GM – FBF – Today, I want to share with you a story that many do not know about or you may have taken for granted. I checked the history books of middle school and high school students of not only the state in question but surrounding states. The closest that I found was in the towns close to the United States border in Mexico in a few states. Enjoy!
Remember – “One day hundreds of years from now this great exploration will still have the bonds of all of the cultures here today and beyond.” – Antonio Mesa
Today in our History – September 4, 1781 – MEXACANS OF AFRICAN DECENT FOUND THE CITY OF LOS ANGLES SEPTEMBR 11, 1781.
The Los Angeles Pobladores, or “townspeople,” were a group of 44 settlers and four soldiers from Mexico who established the famed city on this day in 1781 in what is now California. The settlers came from various Spanish castes, with over half of the group being of African descent.
Governor of Las California’s, a
Spanish-owned region, Felipe de Neve called on 11 families to help build the new
city in the region by recruiting them from Sonora and Sinaloa, Mexico.
According to a census record taken at the time, there were two persons of
African ancestry, eight Spanish and Black persons, and nine American Indians.
There was also one Spanish and Indian person, with the rest being Spaniards.
According to the efforts of historian William M. Mason, the actual racial makeup of the pobladores was perhaps more racially balanced than not. Mason wrote that of the 44, only two were White, while 26 had some manner of African ancestry and that 16 of the group were “mestizos” or mixed Spanish and Indian people.
Black Mexicans Luis Quintero and Antonio Mesa, the only two named on the 1781 census, married mixed women and bore several children between them.
The pobladores founded the city “El Pueblo de Nuestra Señora La Reina de los Ángeles sobre el Río Porciúncula” (Spanish for The Town of Our Lady Queen of the Angels on the Porciuncula River) that day, after some priests found the area 10 years prior. Another historian, Dr. Antonio Rios-Bustamante, states that Los Angeles’ original settlers were even more mixed than the census stated, but was that African, Indian and European ancestry was a hallmark.
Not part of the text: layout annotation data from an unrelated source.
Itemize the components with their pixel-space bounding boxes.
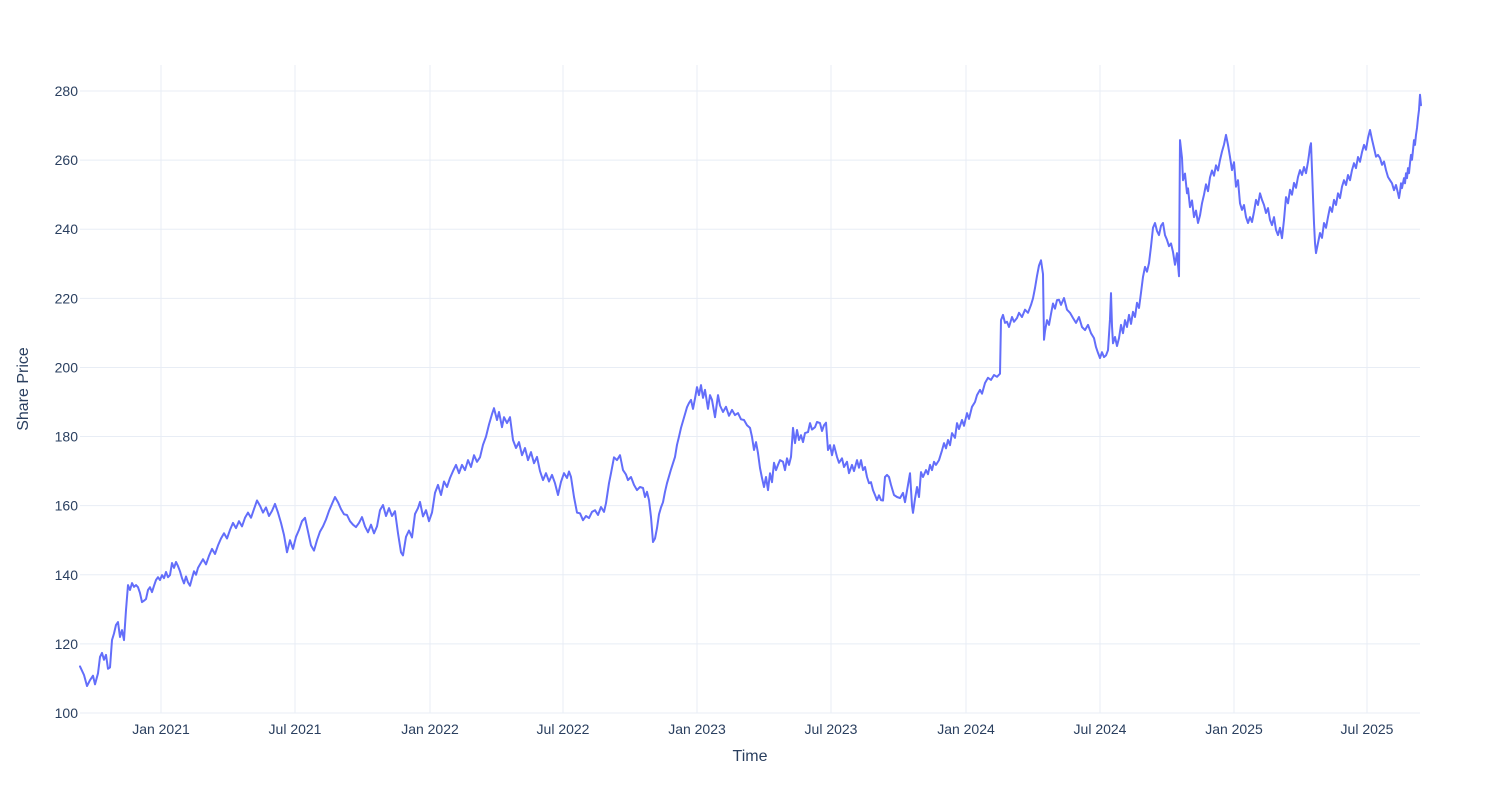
y-tick-label: 140 (55, 567, 79, 583)
x-tick-label: Jan 2023 (668, 721, 726, 737)
y-tick-label: 280 (55, 83, 79, 99)
y-tick-label: 200 (55, 359, 79, 375)
x-axis-title: Time (733, 748, 768, 765)
x-tick-label: Jul 2025 (1341, 721, 1394, 737)
series-share-price (79, 93, 1422, 687)
axis-tick-labels: Jan 2021 Jul 2021 Jan 2022 Jul 2022 Jan 2023… (55, 83, 1394, 737)
y-tick-label: 240 (55, 221, 79, 237)
x-tick-label: Jan 2021 (132, 721, 190, 737)
x-tick-label: Jul 2022 (537, 721, 590, 737)
x-tick-label: Jan 2022 (401, 721, 459, 737)
y-tick-label: 180 (55, 429, 79, 445)
price-line-series (79, 93, 1422, 687)
x-tick-label: Jan 2025 (1205, 721, 1263, 737)
y-tick-label: 160 (55, 498, 79, 514)
x-tick-label: Jul 2023 (805, 721, 858, 737)
x-tick-label: Jul 2021 (269, 721, 322, 737)
y-tick-label: 220 (55, 290, 79, 306)
y-axis-title: Share Price (15, 347, 32, 431)
y-tick-label: 260 (55, 152, 79, 168)
y-tick-label: 120 (55, 636, 79, 652)
gridlines (80, 65, 1420, 714)
x-tick-label: Jan 2024 (937, 721, 995, 737)
x-tick-label: Jul 2024 (1074, 721, 1127, 737)
y-tick-label: 100 (55, 705, 79, 721)
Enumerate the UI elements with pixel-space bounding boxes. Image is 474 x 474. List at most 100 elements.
In Los Angeles, the El Pueblo de Los Angeles State Historic Park honored the pobladores in the 1950s with a plaque, but it was mysteriously removed. In a Los Angeles Times report, it was suggested that the removal of the plaque was racially motivated. However, in 1981 during the city’s bicentennial, the plaque was replaced. Research more about the start of the “City of Angles” and share with your babies. Make it a champion day!